WHY WE FIGHT
From Newsday, Sept. 4:
Brooklyn boy dies after being struck by two cars
A Queens driver is facing a felony charge after he fled a Brooklyn accident in which a 7-year-old boy was struck by two vehicles and killed as the boy's mother and older brother watched, police said.Moments after running over Christian Acteopan on Bleecker Street in Bushwick Sunday evening, Jean Vargas, 20, of Little Neck, drove his Mitsubishi Eclipse several blocks away and idled outside a housing development until police spotted his car and arrested him on suspicion of leaving the scene of an accident, police said.
"He should pay for what he did," the boy's grief-stricken mother, Margarita Acteopan, 28, said yesterday.
A second driver also hit the boy and remained at the scene until police arrived. Police identified him as Michael Castro, 20, of Harrisburg, Pa. He has not been charged.
Acteopan says she has no memory of the accident. She said she was returning from the supermarket Sunday as Christian and his older brother Edgar rode scooters.
After Christian was struck in the street down the block from the family's home, witnesses said Edgar, 8, knelt at Christian's body, pleading with his brother not to die.
"My son! No! No! No! No!" their mother howled in Spanish yesterday, as dozens gathered in the third-floor apartment also cried. "Why my child? Why my child? Why my boy?
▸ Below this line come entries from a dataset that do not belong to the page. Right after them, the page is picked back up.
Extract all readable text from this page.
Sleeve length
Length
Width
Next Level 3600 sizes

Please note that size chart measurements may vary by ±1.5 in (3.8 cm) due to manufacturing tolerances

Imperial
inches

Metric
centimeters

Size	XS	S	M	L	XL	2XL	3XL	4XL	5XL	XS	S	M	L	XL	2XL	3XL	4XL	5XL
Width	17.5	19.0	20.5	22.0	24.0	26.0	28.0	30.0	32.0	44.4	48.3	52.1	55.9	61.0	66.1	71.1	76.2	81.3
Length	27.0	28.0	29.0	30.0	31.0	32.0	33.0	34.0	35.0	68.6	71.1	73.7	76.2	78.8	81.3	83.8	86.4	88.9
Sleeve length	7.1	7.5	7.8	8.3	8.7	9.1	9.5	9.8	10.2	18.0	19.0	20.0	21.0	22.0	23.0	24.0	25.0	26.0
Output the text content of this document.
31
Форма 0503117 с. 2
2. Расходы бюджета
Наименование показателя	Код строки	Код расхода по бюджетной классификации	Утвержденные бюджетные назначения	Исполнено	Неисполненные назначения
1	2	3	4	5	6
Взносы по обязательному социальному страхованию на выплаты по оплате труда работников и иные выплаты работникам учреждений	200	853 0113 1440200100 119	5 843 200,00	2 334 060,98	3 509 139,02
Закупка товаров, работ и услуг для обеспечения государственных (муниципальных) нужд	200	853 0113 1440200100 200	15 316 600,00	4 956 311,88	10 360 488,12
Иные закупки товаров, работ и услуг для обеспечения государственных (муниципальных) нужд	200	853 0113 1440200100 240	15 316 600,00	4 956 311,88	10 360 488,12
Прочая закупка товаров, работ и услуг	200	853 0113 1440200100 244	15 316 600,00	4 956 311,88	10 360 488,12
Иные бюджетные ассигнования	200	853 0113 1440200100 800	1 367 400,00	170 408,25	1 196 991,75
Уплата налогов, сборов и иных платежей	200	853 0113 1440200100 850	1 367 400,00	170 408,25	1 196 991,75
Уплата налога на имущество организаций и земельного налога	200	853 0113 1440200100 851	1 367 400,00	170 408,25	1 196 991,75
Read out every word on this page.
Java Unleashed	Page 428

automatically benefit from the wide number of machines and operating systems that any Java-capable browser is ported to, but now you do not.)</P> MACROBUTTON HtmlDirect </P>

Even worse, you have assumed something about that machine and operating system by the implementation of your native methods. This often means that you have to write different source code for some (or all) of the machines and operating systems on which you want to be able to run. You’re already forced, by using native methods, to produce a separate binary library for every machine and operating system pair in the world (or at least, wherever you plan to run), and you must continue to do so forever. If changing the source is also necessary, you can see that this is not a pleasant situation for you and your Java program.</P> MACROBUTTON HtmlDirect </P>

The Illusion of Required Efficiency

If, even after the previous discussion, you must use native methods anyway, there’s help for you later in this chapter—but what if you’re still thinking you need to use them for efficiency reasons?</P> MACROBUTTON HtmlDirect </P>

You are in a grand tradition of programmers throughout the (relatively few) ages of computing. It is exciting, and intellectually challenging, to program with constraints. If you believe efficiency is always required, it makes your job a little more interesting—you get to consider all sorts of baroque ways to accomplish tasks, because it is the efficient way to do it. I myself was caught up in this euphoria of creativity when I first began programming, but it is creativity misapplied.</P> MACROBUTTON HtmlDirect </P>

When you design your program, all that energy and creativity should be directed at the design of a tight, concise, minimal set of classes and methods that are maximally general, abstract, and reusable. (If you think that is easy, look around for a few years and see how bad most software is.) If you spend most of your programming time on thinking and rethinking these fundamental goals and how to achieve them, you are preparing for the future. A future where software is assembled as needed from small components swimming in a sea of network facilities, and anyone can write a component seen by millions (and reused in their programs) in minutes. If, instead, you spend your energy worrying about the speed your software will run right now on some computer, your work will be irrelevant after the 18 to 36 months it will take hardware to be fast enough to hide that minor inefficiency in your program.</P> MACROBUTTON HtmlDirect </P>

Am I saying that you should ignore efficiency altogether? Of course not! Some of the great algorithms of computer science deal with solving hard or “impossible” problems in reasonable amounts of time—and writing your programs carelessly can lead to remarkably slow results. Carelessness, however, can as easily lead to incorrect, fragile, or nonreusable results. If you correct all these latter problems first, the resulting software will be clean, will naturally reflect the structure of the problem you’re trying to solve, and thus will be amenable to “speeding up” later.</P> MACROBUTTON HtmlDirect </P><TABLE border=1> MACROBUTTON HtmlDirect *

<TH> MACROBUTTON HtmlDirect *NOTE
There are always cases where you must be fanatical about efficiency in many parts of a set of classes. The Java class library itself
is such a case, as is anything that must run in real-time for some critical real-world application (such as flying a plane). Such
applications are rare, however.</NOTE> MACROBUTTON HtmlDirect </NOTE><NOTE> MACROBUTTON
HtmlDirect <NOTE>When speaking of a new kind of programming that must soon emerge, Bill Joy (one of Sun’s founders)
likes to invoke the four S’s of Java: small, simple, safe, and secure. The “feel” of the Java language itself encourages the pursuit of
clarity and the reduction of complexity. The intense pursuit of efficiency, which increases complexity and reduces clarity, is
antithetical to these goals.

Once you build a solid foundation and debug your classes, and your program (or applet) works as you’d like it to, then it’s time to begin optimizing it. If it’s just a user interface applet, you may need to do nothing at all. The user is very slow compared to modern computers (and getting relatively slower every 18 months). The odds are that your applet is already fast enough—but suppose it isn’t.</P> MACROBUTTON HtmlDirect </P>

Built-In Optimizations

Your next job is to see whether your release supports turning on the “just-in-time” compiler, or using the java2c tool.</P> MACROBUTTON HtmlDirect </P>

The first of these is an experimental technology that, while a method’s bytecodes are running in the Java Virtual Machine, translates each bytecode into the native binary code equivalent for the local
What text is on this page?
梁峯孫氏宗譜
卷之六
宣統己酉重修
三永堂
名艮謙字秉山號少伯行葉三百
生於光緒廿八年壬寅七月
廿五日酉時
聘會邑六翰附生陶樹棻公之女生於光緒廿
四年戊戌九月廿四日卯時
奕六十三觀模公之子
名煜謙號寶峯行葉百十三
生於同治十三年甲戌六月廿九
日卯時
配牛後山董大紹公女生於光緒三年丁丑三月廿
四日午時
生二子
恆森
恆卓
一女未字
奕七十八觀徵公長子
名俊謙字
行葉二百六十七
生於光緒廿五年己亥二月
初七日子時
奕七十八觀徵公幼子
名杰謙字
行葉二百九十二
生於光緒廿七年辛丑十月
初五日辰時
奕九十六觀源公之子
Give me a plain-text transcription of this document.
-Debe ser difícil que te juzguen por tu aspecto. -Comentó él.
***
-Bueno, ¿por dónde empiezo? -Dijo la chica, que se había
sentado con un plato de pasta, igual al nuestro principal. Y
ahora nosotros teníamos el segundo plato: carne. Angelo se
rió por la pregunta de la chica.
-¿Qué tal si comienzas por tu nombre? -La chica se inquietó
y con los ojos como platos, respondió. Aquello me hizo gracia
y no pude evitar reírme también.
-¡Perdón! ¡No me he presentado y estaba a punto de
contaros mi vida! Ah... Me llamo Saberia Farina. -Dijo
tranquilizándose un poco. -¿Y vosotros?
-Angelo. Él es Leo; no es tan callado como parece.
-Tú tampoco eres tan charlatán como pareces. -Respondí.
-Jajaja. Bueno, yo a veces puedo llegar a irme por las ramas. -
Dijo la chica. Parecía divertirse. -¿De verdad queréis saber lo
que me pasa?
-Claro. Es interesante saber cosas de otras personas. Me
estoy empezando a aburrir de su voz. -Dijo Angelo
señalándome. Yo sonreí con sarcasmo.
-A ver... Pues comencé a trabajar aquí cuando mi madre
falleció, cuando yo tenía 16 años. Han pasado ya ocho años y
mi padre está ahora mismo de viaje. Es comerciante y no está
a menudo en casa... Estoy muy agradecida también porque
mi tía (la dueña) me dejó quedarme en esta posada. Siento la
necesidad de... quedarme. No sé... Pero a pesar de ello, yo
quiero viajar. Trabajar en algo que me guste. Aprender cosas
Why did you leave me?"
The Mexican immigrant wept in front of the bed once shared by Christian and Edgar. Yesterday, the boys' bed still had two blankets, two baseball caps and two pillows.
"My boy was good. He was very intelligent," Acteopan said. "He was a healthy boy. Nothing ever happened to him. I don't understand why." Her voice trailed off.
When Edgar returned to the apartment yesterday afternoon - his uncle took him out of the neighborhood for a while because he was so traumatized, Acteopan said - he and his mother embraced, sobbed together and hugged for long periods.
As they mourned, the accused hit-and-run driver awaited arraignment in Brooklyn Criminal Court, according to Brooklyn District Attorney spokesman Jonah Bruno.
One 15-year-old, who said yesterday she saw someone sitting in a Mitsubishi on Gates Avenue three or four hours after the accident, said he seemed calm as police questioned him for about 20 minutes, then detained him. The witness' parents asked that her name not be published.
On Bleecker Street, news of Vargas' capture spread as neighbors took up a collection to help pay funeral expenses.
Next to the accident scene, neighbors held vigil at a growing memorial of flowers, candles, stuffed animals and handwritten goodbye messages scrawled around photos of the boy.
Frank Jimenez, who said he took Christian's pulse moments after the accident, held two white envelopes each labeled "$$" yesterday. "I'll be out here all day," Jimenez, 50, said as cars and pedestrians stopped and handed him dollar bills. "Somebody has to help." By 3 p.m. yesterday, he had raised $408, he said.
The cash will help Acteopan bury her son in Mexico. Without the donations, said Acteopan, who according to her pay stub earns $7.30 an hour packaging CDs at a factory in Brooklyn, she couldn't afford to fly Christian's body back to Santiago Teopantlan, the village where the boy was born.